2. Community Development Model: Ashworth’s transparent forum updates, responsiveness to feedback, and demo releases (like the 1-hour pre-alpha) exemplify an ideal indie-community relationship. His willingness to remake earlier games with commercial licenses, though ultimately shelved for the trilogy due to publisher advice, showed a commitment to legacy and accessibility.
3. Genre Niche: It helped solidify the “serious sci-fi RPG” as a viable niche within RPG Maker, moving beyond fantasy defaults. The combination of political thriller, cyberpunk elements (EMP, hacking), and epic scale is a specific template.

Its legacy is that of a cult classic—a game deeply loved by a specific audience who value systemic depth and narrative ambition over graphical prowess. It is a touchstone for what devoted fans call “RPG Maker masterpieces.”

Conclusion: An Imperfect Masterpiece of Constrained Ambition

Incitement 3 is a game of profound contradictions. It is an elaborate political thriller built on 2000s-era aesthetics; a deep tactical RPG with layers of customization running on an engine known for simplicity; a commercial product that forever lives in the shadow of its freeware origins. Its flaws are those of its medium and budget: visual inconsistency, occasional passability bugs, and an interface that can’t fully escape its RPG Maker roots. Its triumphs are in its audacity. The narrative, while not breaking new ground in sci-fi premises, is delivered with urgency and coherence. The combat and progression systems—the ammo economy, the add-on trinity—transform the standard turn-based model into a genuinely strategic exercise. The soundtrack elevates every moment.

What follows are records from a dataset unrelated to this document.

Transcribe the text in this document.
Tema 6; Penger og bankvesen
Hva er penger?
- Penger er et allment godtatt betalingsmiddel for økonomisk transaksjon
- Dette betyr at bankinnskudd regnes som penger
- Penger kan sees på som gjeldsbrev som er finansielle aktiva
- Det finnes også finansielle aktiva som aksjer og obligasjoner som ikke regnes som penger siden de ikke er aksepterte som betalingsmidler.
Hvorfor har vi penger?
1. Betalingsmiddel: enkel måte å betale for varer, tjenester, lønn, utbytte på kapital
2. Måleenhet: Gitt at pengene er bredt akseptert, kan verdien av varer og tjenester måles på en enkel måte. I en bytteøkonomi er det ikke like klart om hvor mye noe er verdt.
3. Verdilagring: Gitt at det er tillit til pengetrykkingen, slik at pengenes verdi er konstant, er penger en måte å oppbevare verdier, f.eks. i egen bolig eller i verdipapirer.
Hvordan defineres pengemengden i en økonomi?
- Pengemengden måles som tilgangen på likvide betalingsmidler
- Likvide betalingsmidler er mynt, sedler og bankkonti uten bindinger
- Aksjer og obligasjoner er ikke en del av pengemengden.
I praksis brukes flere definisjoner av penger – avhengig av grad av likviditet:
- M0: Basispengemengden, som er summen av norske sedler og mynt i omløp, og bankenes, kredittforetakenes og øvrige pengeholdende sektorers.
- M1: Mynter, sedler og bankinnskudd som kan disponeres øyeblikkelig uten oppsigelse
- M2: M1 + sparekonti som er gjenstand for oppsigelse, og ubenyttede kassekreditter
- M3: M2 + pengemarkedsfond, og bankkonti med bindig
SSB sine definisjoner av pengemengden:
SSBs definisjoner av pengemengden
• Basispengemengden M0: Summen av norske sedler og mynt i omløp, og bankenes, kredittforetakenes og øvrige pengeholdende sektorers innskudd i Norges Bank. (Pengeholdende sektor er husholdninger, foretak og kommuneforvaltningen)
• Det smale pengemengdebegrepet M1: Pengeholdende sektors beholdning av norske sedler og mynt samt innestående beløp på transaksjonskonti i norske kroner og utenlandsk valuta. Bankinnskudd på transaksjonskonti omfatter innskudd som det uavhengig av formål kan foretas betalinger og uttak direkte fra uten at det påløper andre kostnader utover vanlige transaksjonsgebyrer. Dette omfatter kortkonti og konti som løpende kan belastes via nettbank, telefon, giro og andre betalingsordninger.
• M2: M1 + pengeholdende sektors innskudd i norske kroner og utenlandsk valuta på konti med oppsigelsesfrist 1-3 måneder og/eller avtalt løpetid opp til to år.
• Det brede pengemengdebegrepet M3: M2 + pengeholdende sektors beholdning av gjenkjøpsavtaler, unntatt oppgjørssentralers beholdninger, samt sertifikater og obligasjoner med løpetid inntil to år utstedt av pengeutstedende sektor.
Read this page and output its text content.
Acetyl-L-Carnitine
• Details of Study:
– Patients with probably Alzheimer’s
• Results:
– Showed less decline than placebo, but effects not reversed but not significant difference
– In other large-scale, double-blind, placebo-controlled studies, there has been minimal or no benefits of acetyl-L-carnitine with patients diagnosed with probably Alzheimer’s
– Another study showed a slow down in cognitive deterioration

For the historian, Incitement 3 is a crucial data point. It represents the late-stage flowering of a specific indie RPG Maker ethos: that story and systems can overcome technological barriers through creativity, iteration, and community engagement. It is the product of a developer who listened, learned, and poured a decade of experience into a final, definitive statement. For the player willing to look past the “Made with RPG Maker” tag, it offers an 8-10 hour journey into a vividly imagined dystopian future, where every equipment choice matters and every hacking minigame feels like a step closer to unraveling a grand conspiracy.

Final Verdict: Incitement 3 is not for everyone. Its aesthetic will alienate those allergic to anime stylings, and its systems demand engagement. But for the patient enthusiast of indie RPGs, it is an essential, rewarding experience—a monument to what one dedicated creator, a legion of supporting artists, and a vibrant community can achieve. It secures its place in video game history not as a mainstream landmark, but as a pinnacle of its niche: a smart, substantial, and sincerely crafted sci-fi epic that proves the heart of an RPG lies in its systems and story, not its polygon count. 8/10 – Highly Recommended for Genre Enthusiasts and RPG Maker Aficionados.